Friday: China’s carbon increase offsets U.S. cuts. The U.S. is slashing emissions, but it may not be enough with China’s pollution levels.

Today: Energy efficiency pays. Cutting energy costs increases earnings for companies.

Previous days’ stories can be seen at


The average American’s energy consumption hasn’t increased in years, said a Stanford University energy efficiency expert.

“In principle, we have the technological potential to keep total energy use in the United States from growing over the next several decades,” said Jim Sweeney with Stanford University’s Precourt Energy Efficiency Center.

Do well, do good

Energy is a $6 trillion annual industry said Cathy Zoi, Chief Strategy Officer with C3 Energy, a Silicon Valley firm. You can profit in all sorts of ways, including efficiency, she said.

Take the local company in our company town, Vail Resorts. Mark Gasta is Chief People Officer for Vail Resorts.

“We intend for Vail Resorts to do well and to do good,” Gasta said.

Businesses are a system and none of the elements in the system are mutually exclusive, he said. If they’re considering the environmental system, but not paying attention to its human aspects, the system becomes imbalanced.

“The outdoors is our product and we have a deep passion for protecting it,” Gasta said.

On the human end of the equation, Vail Resorts has cut 10 percent from its energy consumption, and aims to cut another 10 percent by 2020.

So far this year, Vail Resorts has saved 2.2 million kilowatt hours and $200,000, Gasta said, adding that the company will save another $160,000 in electricity consumption this year.

Some of that money is passed along to investors, some is reinvested in employees, and some in more energy efficiency measures, Gasta said.

And government plays a role, said Colorado Gov. John Hickenlooper.

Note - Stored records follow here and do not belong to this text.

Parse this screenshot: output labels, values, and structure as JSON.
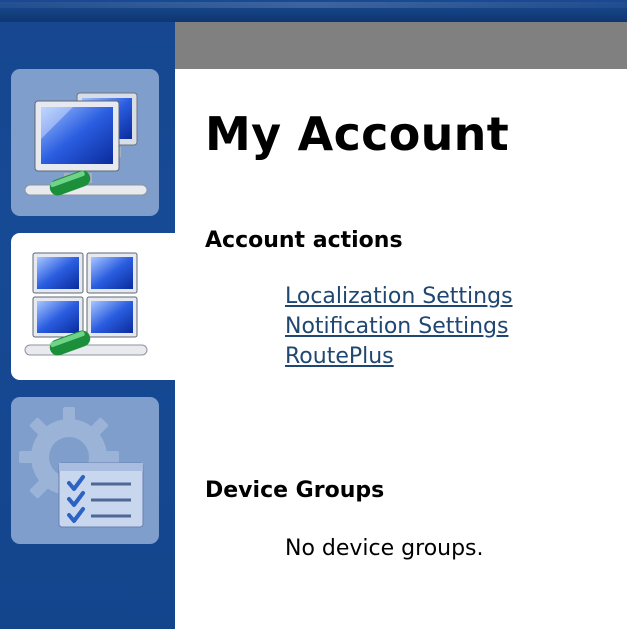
{
  "page": {
    "title": "My Account"
  },
  "sidebar": {
    "items": [
      {
        "icon": "network-computers-icon",
        "active": false
      },
      {
        "icon": "device-grid-icon",
        "active": true
      },
      {
        "icon": "settings-checklist-icon",
        "active": false
      }
    ]
  },
  "sections": {
    "account_actions": {
      "title": "Account actions",
      "links": [
        "Localization Settings",
        "Notification Settings",
        "RoutePlus"
      ]
    },
    "device_groups": {
      "title": "Device Groups",
      "empty_message": "No device groups."
    }
  },
  "colors": {
    "sidebar_bg": "#164790",
    "tile_bg": "#7f9ecb",
    "active_tile_bg": "#ffffff",
    "header_strip": "#808080",
    "link": "#1f4771"
  }
}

Hickenlooper praised Dr. Bryan Wilson, who runs Colorado State University’s Engines and Energy Laboratory. They’re working on things like energy efficiency and capturing fugitive methane from natural gas wells to use for fuel.

Colorado State University is working with Halliburton to protect water in every well they drill, Hickenlooper said.

Electric lemmings?

Energy consumption in the United States and Europe haven’t significantly increased in almost a decade, Sweeney said. The developing world, especially China and India, are quite another matter.

China’s insatiable hunger for more energy has the country opening a new coal-fired power plant almost every two weeks. The Chinese have enormous natural gas reserves and switching from coal would go a long way toward reversing their growing pollution problem, Sweeney said.

Other countries are watching how U.S. energy companies harvest shale gas and oil reserves, and will likely either buy the technology or hire U.S. based industries.

“Social norms matter. Lemmings aren’t always the only creatures following each other over a cliff,” Sweeney said.

Natural gas is the world’s present, but renewable energy is the long-term future, said Jim Brown is president of Hallilburton’s Western Hemisphere division.

Brown likes renewable energy and said Halliburton is investing in it.

“We need to continue to invest in that ultimate energy pill. This world will be around for a long, long time and natural gas is a finite resource,” Brown said. “We don’t look at ourselves at oil and gas people, we’re energy providers. Some of the money goes back into those other sources.”